If influenza pandemic hits the United States, acute care hospitals are likely to be overwhelmed. Nursing homes may then be expected to assist with the patient overflow, but a new study in the Journal of the American Medical Association suggests that many are not prepared for such a task.
Of the more than 400 nursing homes in the study, just 23 percent had a specific pandemic influenza plan. Another quarter of the nursing homes had a pandemic response incorporated into an overall disaster response plan. And more than half – 52 percent – did not have any pandemic plan.
“If nursing homes are called upon to serve as alternative care centers for patients who can’t be treated in overcrowded hospitals, the impact on the nursing homes could be vast. Nursing homes serve a vulnerable population prone to dire consequences from an emergency,” says lead author Philip W. Smith, MD, professor and chief, Section of Infectious Diseases, University of Nebraska Medical Center. “While most facilities felt that nursing homes were being counted on to take hospital overflow patients in a pandemic, in reality few homes would be able to do so.”
“Nursing homes may not be equipped to handle an influx of influenza as well as non-influenza patients. They may also be unwilling to accept overflow patients, if it means displacing their current residents,” adds senior author Lona Mody, MD, MSc, assistant professor of internal medicine at the University of Michigan Health System and research scientist, Geriatric Research, Education and ClinicalCenter at the Veterans Affairs Ann Arbor Healthcare System. “Nursing homes run a high occupancy rate, making it logistically difficult to accept a lot of patients if there is a time crunch.”
“Specific areas for improvement,” Mody says, “include communication with nearby health departments and hospitals at planning stage and exercising formulated plans. Planning for staff shortages is also critical.”
Half of the nursing homes in the study had stockpiled some commonly used supplies such as gloves and hand hygiene products. Less than half had provided pandemic education to staff members. Just 6 percent had conducted pandemic influenza outbreak exercises.
In more optimistic findings, more than three-quarters – 77 percent – of all Michigan and Nebraska nursing homes had a person or staff position designated as being responsible for pandemic preparedness.
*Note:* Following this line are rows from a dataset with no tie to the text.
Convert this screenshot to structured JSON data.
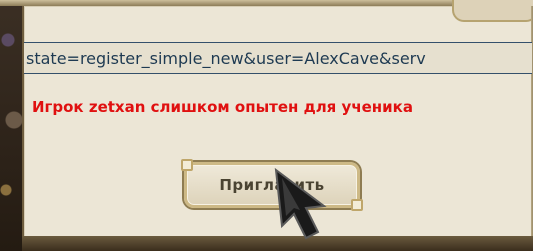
{
  "dialog": {
    "url_text": "state=register_simple_new&user=AlexCave&serv",
    "message": "Игрок zetxan слишком опытен для ученика",
    "invite_button_label": "Пригласить"
  },
  "colors": {
    "message": "#e01010",
    "url_text": "#1e3a52",
    "dialog_bg": "#ece6d6"
  },
  "icons": {
    "cursor": "arrow-cursor-icon"
  }
}
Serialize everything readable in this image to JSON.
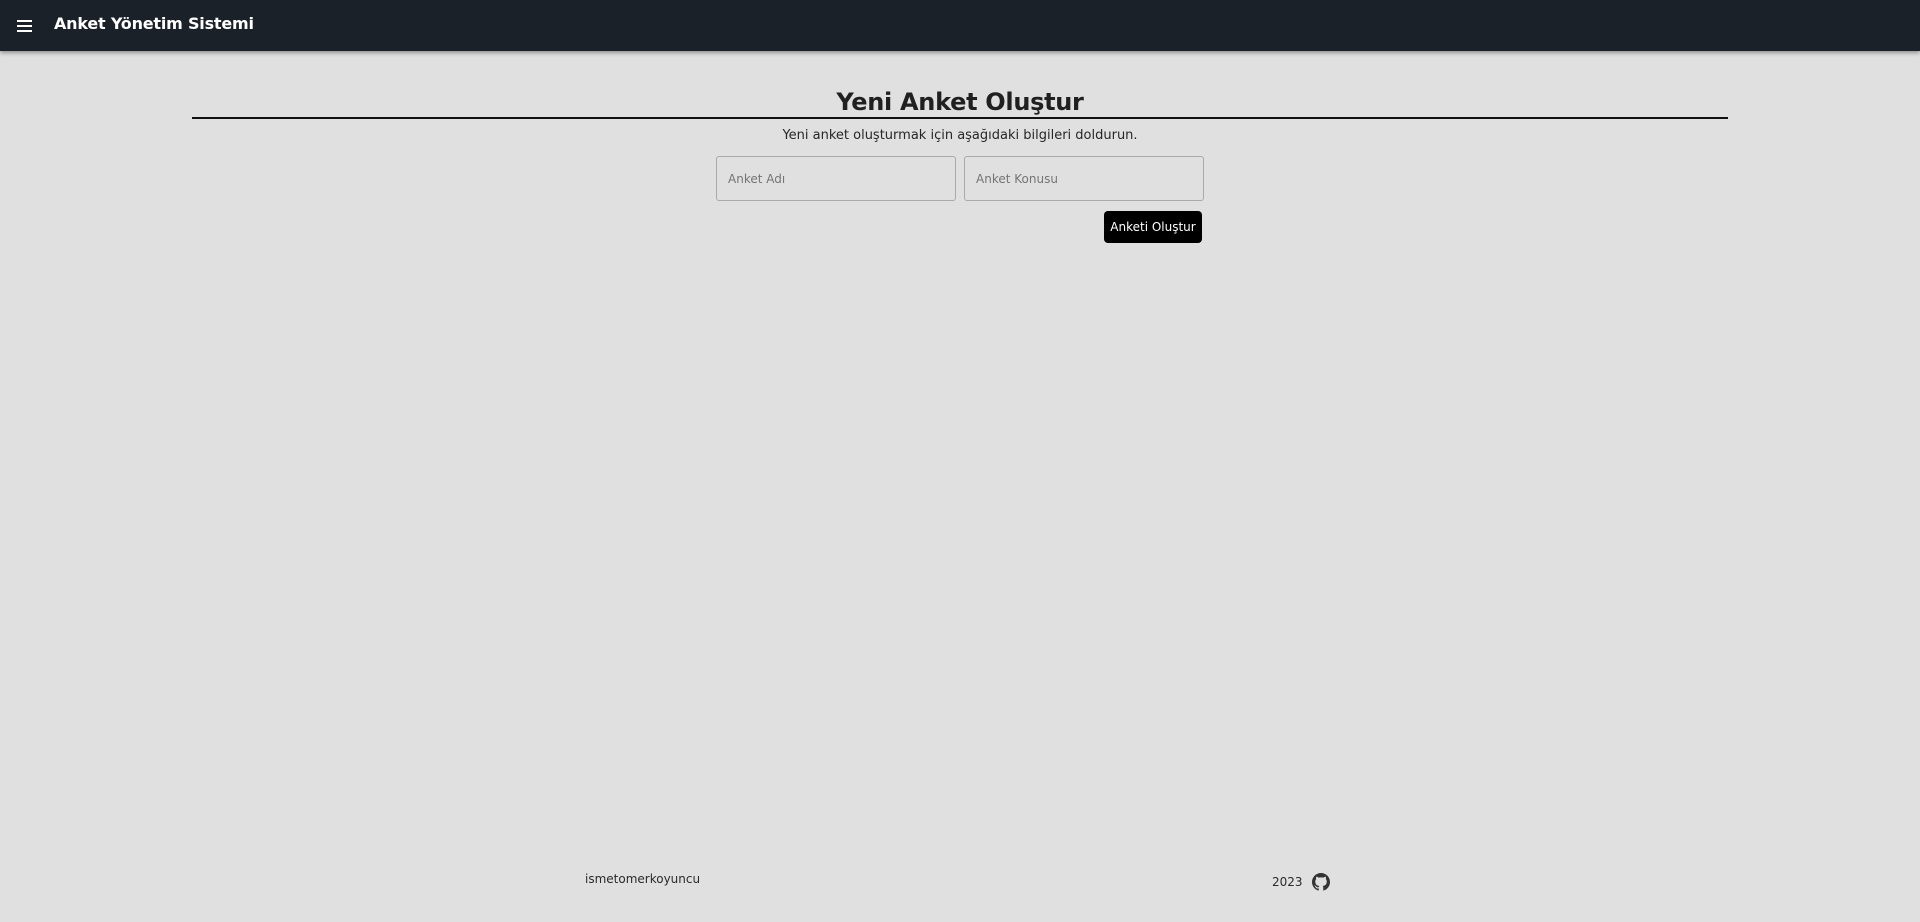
{
  "appbar": {
    "title": "Anket Yönetim Sistemi",
    "menu_icon": "hamburger-menu-icon"
  },
  "page": {
    "heading": "Yeni Anket Oluştur",
    "subtitle": "Yeni anket oluşturmak için aşağıdaki bilgileri doldurun."
  },
  "form": {
    "name_placeholder": "Anket Adı",
    "name_value": "",
    "topic_placeholder": "Anket Konusu",
    "topic_value": "",
    "submit_label": "Anketi Oluştur"
  },
  "footer": {
    "username": "ismetomerkoyuncu",
    "year": "2023",
    "github_icon": "github-icon"
  },
  "colors": {
    "appbar_bg": "#1b2129",
    "page_bg": "#e0e0e0",
    "button_bg": "#000000",
    "button_text": "#ffffff"
  }
}
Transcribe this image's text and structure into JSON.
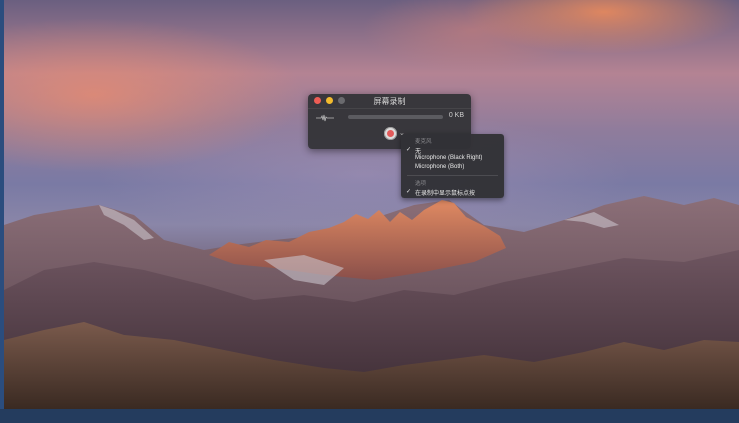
{
  "window": {
    "title": "屏幕录制",
    "file_size": "0 KB"
  },
  "options_menu": {
    "microphone_header": "麦克风",
    "microphone_items": [
      {
        "label": "无",
        "checked": true
      },
      {
        "label": "Microphone (Black Right)",
        "checked": false
      },
      {
        "label": "Microphone (Both)",
        "checked": false
      }
    ],
    "options_header": "选项",
    "options_items": [
      {
        "label": "在录制中显示鼠标点按",
        "checked": true
      }
    ],
    "check_glyph": "✓"
  },
  "colors": {
    "close": "#ee5d55",
    "minimize": "#f2bb2e",
    "record": "#e25a5a"
  }
}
Access to laboratory facilities for the detection of influenza was available at 84 percent of these nursing homes. Another 71 percent provide mental health and/or faith-based services.
A pandemic is an outbreak of a disease on a global scale. Typically, a pandemic is lengthy and would create a strain on traditional healthcare institutions, infectious disease experts say. To relieve some of that burden, additional sites known as AcuteCareCenters and NeighborhoodEmergencyHelpCenters would be set up at places such as schools, armories, shopping malls and nursing homes.
Methodology: The researchers sent a questionnaire to all 656 state health department or Centers for Medicare and Medicaid-registered nursing homes in Nebraska and Michigan to assess their preparedness. The response rate was 69 percent.
Reference: Journal of the American Medical Association, July 23, 2008, Vol. 300 No. 4.